Te quiero más que a la salvación de mi alma

Te quiero más que a la salvación de mi alma
Catalina en Abismos de pasión de Luis Buñuel

NABOKOVIANA


El roce del tiempo, Amis, p. 33

Hay una debilidad en Nabokov por el «patricianismo», como lo llamó Saul Bellow (Nabokov, el típico exiliado; Bellow, el típico emigrante). En las novelas netamente «rusas» de Nabokov (me refiero a las novelas escritas en ruso que no tradujo el propio Nabokov), los personajes masculinos, en particular, poseen cierta cualidad de autoexaltación: son más grandes y ruidosos que la vida. No andan, «marchan” o «dan zancadas»; no comen ni beben, “mastican» y «tragan»; no ríen, «braman”. Nada que ver con los seres furtivos, neurasténicos y vacilantes que pueblan la narrativa anglófona dominante: ellos son musculosos (y dotados) rompecorazones, que ganan rodas las peleas y consiguen a todas las chicas. El orgullo, para ellos, no es un pecado mortal sino una virtud cardinal.
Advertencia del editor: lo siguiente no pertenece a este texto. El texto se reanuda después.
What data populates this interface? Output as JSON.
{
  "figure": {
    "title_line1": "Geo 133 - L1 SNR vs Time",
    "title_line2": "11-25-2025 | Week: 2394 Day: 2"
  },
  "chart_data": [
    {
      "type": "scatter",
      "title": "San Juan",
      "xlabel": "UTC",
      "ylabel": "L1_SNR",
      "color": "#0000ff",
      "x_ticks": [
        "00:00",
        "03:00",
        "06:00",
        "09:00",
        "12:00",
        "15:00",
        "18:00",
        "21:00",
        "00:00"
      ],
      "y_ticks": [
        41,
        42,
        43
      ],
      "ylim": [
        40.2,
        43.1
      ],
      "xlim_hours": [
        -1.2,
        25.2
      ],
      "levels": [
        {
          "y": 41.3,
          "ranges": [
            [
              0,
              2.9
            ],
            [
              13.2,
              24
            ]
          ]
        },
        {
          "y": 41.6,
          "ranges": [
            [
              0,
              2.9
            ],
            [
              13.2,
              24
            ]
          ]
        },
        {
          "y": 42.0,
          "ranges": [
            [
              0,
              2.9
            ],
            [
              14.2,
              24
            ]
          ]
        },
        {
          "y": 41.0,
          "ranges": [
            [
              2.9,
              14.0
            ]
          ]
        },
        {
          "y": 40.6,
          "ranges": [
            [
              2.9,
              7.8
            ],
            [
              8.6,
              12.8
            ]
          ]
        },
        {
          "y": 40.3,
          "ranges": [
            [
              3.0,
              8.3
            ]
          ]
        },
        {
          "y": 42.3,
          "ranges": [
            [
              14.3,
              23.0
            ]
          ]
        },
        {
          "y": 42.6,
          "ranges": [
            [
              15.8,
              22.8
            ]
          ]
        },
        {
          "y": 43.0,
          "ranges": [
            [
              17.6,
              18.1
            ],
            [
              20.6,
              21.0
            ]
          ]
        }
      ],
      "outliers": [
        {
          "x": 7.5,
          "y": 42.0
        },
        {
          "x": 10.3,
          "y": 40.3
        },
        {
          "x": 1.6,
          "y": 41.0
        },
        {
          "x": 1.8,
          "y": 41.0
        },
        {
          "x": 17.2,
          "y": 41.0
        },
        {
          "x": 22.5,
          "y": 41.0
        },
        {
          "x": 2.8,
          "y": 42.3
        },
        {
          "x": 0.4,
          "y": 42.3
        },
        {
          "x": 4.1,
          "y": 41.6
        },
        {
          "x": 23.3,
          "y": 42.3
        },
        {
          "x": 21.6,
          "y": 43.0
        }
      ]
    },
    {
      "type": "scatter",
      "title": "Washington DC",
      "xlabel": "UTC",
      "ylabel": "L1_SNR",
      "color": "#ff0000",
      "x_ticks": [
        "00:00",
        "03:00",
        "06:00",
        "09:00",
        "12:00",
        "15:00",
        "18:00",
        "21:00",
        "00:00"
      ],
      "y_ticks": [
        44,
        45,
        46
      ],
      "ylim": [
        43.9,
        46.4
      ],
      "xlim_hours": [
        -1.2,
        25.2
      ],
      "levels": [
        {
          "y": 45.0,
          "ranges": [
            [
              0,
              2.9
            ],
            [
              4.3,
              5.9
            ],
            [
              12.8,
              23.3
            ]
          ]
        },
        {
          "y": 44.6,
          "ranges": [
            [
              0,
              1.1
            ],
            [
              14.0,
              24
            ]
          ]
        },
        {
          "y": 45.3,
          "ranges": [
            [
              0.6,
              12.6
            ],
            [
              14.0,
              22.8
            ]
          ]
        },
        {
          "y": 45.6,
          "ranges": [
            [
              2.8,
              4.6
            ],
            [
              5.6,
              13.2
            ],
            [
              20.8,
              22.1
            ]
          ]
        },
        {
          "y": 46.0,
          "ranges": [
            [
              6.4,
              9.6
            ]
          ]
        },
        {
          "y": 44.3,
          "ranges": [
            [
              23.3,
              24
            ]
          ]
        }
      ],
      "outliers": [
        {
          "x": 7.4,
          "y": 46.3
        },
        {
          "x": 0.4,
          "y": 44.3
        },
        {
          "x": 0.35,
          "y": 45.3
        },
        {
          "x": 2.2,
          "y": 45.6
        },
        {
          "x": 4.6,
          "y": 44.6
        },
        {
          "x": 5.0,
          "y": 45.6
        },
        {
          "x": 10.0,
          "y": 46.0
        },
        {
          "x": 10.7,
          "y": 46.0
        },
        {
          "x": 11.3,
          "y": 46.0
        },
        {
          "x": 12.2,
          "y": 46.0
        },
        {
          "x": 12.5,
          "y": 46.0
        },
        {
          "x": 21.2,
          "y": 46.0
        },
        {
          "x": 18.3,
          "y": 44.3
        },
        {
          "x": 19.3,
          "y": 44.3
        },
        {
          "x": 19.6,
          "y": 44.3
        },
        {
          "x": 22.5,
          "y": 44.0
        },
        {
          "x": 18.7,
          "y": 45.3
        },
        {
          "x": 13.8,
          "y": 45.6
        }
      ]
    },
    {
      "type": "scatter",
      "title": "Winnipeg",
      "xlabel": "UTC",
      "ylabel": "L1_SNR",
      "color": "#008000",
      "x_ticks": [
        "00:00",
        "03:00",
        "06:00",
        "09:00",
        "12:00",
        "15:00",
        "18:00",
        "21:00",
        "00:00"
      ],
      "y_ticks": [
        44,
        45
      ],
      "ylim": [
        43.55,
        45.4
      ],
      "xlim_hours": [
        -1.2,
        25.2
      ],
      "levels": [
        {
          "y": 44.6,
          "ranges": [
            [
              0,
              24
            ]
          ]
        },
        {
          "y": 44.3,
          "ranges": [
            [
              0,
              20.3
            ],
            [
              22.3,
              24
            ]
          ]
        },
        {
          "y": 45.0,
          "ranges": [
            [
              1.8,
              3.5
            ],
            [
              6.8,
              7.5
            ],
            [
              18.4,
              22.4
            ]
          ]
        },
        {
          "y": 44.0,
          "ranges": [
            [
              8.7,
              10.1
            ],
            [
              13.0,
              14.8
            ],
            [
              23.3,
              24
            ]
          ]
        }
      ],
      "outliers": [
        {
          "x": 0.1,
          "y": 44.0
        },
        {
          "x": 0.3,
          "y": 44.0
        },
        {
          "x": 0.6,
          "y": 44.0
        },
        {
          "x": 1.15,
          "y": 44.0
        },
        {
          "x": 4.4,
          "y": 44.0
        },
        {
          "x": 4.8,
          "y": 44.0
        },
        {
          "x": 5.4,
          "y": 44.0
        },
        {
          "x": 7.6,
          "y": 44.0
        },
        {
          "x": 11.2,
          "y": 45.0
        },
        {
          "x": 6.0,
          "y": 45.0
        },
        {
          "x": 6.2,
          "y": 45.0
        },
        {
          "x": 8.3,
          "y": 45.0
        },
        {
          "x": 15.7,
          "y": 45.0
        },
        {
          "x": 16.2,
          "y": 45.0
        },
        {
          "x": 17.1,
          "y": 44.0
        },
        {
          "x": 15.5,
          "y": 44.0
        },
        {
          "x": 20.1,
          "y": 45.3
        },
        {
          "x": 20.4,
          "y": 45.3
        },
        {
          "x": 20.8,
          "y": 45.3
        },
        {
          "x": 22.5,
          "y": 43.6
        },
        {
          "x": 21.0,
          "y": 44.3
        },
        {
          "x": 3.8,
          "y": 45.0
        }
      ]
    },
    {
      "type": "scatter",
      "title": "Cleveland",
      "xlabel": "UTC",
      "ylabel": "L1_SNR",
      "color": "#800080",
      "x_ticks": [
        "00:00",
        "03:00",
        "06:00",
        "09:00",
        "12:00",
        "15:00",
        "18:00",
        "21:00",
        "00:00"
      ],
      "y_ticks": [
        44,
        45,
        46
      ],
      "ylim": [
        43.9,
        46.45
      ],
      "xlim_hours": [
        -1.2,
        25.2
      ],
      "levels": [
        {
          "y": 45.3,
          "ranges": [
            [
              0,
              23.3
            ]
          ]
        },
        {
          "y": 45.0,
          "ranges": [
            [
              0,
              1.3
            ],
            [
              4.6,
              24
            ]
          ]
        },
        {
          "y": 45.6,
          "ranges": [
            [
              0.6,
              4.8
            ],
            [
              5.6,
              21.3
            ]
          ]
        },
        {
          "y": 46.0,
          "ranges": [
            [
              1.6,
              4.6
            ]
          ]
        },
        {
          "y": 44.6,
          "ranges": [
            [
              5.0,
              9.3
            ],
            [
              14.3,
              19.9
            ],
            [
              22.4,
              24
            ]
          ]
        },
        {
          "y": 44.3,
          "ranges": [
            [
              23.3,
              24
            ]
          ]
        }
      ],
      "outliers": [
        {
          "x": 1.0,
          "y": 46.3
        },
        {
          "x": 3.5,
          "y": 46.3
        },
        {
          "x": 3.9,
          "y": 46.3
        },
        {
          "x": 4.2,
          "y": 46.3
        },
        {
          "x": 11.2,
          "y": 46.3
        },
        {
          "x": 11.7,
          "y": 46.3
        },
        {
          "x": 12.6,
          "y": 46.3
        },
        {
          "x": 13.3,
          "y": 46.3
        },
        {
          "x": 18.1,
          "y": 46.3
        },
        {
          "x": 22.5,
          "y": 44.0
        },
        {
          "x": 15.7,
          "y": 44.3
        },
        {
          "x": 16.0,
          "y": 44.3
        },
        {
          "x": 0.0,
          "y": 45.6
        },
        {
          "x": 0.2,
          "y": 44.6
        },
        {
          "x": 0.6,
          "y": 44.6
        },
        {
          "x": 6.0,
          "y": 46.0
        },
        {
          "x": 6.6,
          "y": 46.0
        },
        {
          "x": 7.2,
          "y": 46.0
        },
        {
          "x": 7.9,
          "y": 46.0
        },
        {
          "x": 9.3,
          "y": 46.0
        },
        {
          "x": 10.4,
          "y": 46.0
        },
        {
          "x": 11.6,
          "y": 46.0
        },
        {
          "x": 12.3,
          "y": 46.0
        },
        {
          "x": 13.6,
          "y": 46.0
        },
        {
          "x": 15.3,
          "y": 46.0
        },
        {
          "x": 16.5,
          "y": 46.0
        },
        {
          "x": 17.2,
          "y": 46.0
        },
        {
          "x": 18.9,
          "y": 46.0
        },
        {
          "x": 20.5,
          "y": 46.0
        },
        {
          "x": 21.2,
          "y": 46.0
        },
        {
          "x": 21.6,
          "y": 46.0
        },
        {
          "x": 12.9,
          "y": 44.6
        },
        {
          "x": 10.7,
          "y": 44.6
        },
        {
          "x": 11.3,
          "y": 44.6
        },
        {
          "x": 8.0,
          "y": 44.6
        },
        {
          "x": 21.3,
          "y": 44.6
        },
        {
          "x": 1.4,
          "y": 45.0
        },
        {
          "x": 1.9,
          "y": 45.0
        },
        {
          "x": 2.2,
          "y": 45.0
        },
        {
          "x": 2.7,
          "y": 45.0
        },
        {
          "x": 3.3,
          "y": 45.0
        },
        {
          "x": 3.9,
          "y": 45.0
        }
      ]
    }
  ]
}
Por supuesto, no podemos prescindir de esta vena en Nabokov: nos brinda, en otros textos, su espléndidamente cómica arrogancia. En Lolita, la altanería quiere ser divertida: en otras obras, este rasgo no logra enmascarar ni la ironía misma.

En Ada el nabobismo se combina de forma desastrosa con una ninfolepsia2 profusa, monótonamente y sin fricción alguna satisfecha. La propia Ada, al principio, tiene doce años, y Van Veen, su primo (y medio hermano), catorce. Cuando Ada crece y llega a la adolescencia, también cuentan con su hermana, la pequeña Lucette, para avivar aún más sus «agotadores encuentros ». Por si fuera poco, hay una cuasifantasía en curso sobre la cadena internacional de burdeles elitistas donde es posible «manosear y mancillan” a chicas muy pequeñas, algunas incluso de once años. Y el padre de Van, de sesenta años (una cifra que parece casual pero se ajusta al tipo), tiene una amante que acaba de estrenar los dos dígitos: diez años. Este libro interminable está escrito con una prosa densa, erudita, aliterada, sofocante, llena de juegos de palabras, y cada personaje, sin excepción, «suena» al difunto Henry James.

Ada, al igual que Finnegans Wake, probablemente «funciona» y «da la talla”: el decodificador multilingüe, si dispone de tiempo suficiente y no tiene otra cosa que hacer, podría desenmarañar sus trabajosos sistemas y simetrías, sus solitarios e incómodos laberintos y sus viscosas nostalgias. De lo que adolecen ambas novelas, sin embargo, es de falta del más mínimo atisbo de tracción narrativa: se deslizan y resbalan, incapaces de ceñirse al camino. Y en Ada, además, hay algo completamente ajeno, una sensación de monstruosa licencia, de aristocrarismo ilimitado y quimérico. Moralmente, este es el mundo que anhela Humbert: un mundo donde “nada importa» y «todo está permitido».